Although we rely on technology for many common aspects of our lives, I’d always rolled my eyes at the notion that we rely on it too much. Technology is a tool, like a hammer, or a measuring cup, that is a means to an end. The most reviled technology — social media — fits this pattern: it’s human beings looking to connect with other human beings, and finding that we’re all horrible at it. But technology itself isn’t a terrible thing, except when it does go horribly, horribly wrong.
While out grocery shopping this past Sunday, I received several emails letting me know that my brand new domains were set up and ready. Considering I hadn’t registered any new domains since this one you’re visiting now, this was quite a shock. When I logged into my registrar’s account, I found that there were literally dozens of new, nonsense domains attributed to me. Making matters worse, whoever had done this had purchased these names using the credit card I have on file with the registrar for auto-renewal.
It should go without saying that panic mode ensued. I chatted with a rep at the registrar who suggested I fill out a form for the fraud department. Being as this was the weekend, I didn’t hear back from them that day. On Monday morning I attempted to log into my registrar account, but was unable to do so; I had changed all of my security credentials the day before and was now afraid that however this unauthorized party gained access to my account, they were still able to do it. A call to the fraud department assured me that their S.O.P. was to lock the account while they investigated accusations of fraud, so everything was being fixed on their end: the rogue domain names were being removed, and the charges to my credit card were being reversed. In addition to the registrations, there had been wholesale changes to the domain’s name servers that had also been applied to my domains, pointing them away from their legitimate host destinations and toward whatever illicit endpoint this organization intended to use these names for. All weekend and for some of Monday, this site was unavailable.

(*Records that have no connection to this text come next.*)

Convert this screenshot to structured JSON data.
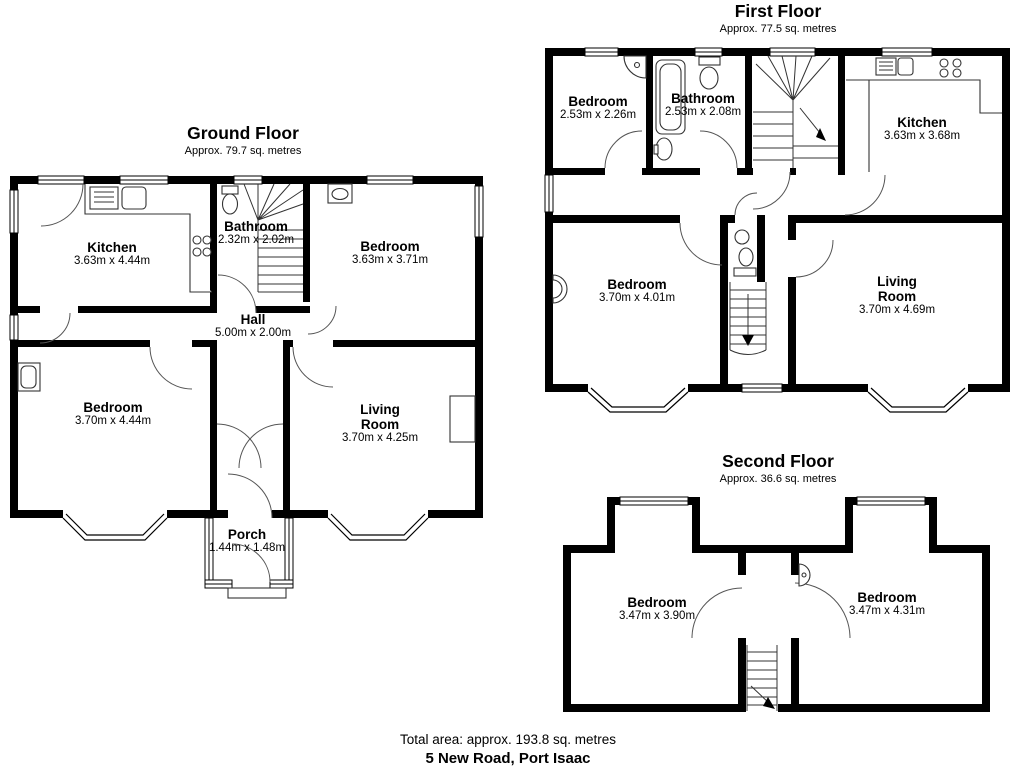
{
  "floors": [
    {
      "title": "Ground Floor",
      "area": "Approx. 79.7 sq. metres",
      "rooms": [
        {
          "name": "Kitchen",
          "dims": "3.63m x 4.44m"
        },
        {
          "name": "Bathroom",
          "dims": "2.32m x 2.02m"
        },
        {
          "name": "Bedroom",
          "dims": "3.63m x 3.71m"
        },
        {
          "name": "Hall",
          "dims": "5.00m x 2.00m"
        },
        {
          "name": "Bedroom",
          "dims": "3.70m x 4.44m"
        },
        {
          "name": "Living Room",
          "dims": "3.70m x 4.25m"
        },
        {
          "name": "Porch",
          "dims": "1.44m x 1.48m"
        }
      ]
    },
    {
      "title": "First Floor",
      "area": "Approx. 77.5 sq. metres",
      "rooms": [
        {
          "name": "Bedroom",
          "dims": "2.53m x 2.26m"
        },
        {
          "name": "Bathroom",
          "dims": "2.53m x 2.08m"
        },
        {
          "name": "Kitchen",
          "dims": "3.63m x 3.68m"
        },
        {
          "name": "Bedroom",
          "dims": "3.70m x 4.01m"
        },
        {
          "name": "Living Room",
          "dims": "3.70m x 4.69m"
        }
      ]
    },
    {
      "title": "Second Floor",
      "area": "Approx. 36.6 sq. metres",
      "rooms": [
        {
          "name": "Bedroom",
          "dims": "3.47m x 3.90m"
        },
        {
          "name": "Bedroom",
          "dims": "3.47m x 4.31m"
        }
      ]
    }
  ],
  "footer": {
    "total_area": "Total area: approx. 193.8 sq. metres",
    "address": "5 New Road, Port Isaac"
  },
  "colors": {
    "wall": "#000000",
    "background": "#ffffff",
    "door_arc": "#555555"
  }
}
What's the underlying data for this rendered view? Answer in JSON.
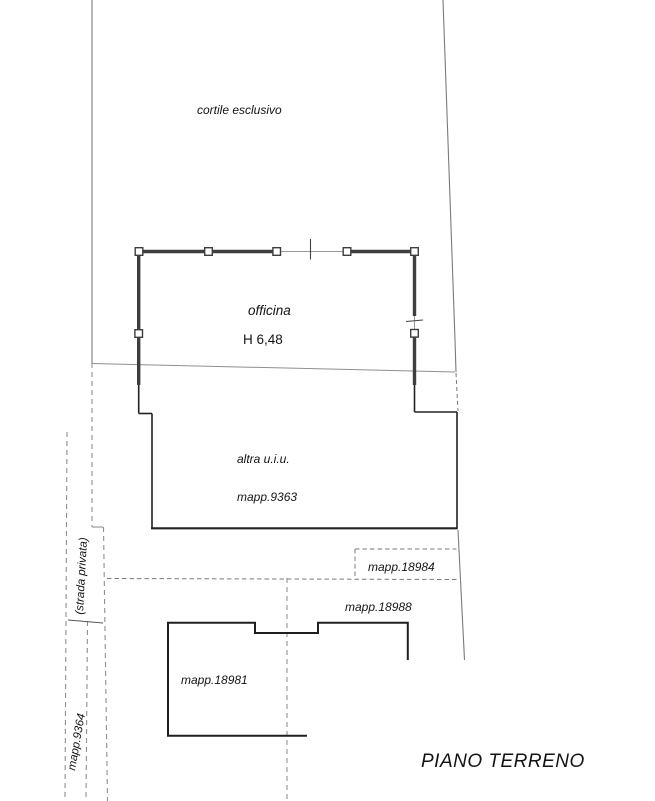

Although I am a fan of technology, this has brought a few things to light. The first is that yes, I am primarily to blame for this debacle. My registrar had been a victim of a data breach in the past, and while I suspect I did change my password in the wake of the revelation, my password was obviously not up to snuff. Believe me when I say that it most certainly is now. Although there might be a tendency to use “friendly” passwords in an age when we have so many passwords to remember, the result can be catastrophic if someone has the time, skill, or opportunity to use such decisions against us. The second revelation is that my registrar doesn’t take their security far enough. There are additional steps they can take that they do not take that can help add an additional layer of security on what is undoubtedly such a critical resource in the Internet Era. Data breaches tend to focus on addresses and financial information as if those who would exploit a breach are only interested in buying TVs and casing your home. Here, someone used my credentials to register domain names that they could use for so many reasons. Since most of them looked like nonsense to me, I expect that these names would somehow serve as a pool to be deployed in phishing scams whenever someone needed one. In an era when international and state-level actors are constantly trying to direct attention towards their agendas, supposing that having several dozen endpoints ready for content intended to confuse and interfere isn’t as tin-foil-hat crazy now as it would have been 10 years ago.
I have been looking through my password manager over the past few days, and the sense is that this was really just bound to happen. I have so many forgotten accounts out in the world that my database is as much a trip down memory lane as it is a horrifying reminder that I really need to double-up on doubling-up my thoughts on security. It’ll take some time to go through all of these accounts to weed out the ones that are obviously dead, the ones that are still active but otherwise unused, those which are active, and those which are critical. I have always supplemented my account credentials with the assumption that I was one, overlooked person in a digital sea of far more attractive targets, but “security through anonymity” is foolish in an age when “smash and grab” scenarios seem to happen every other week.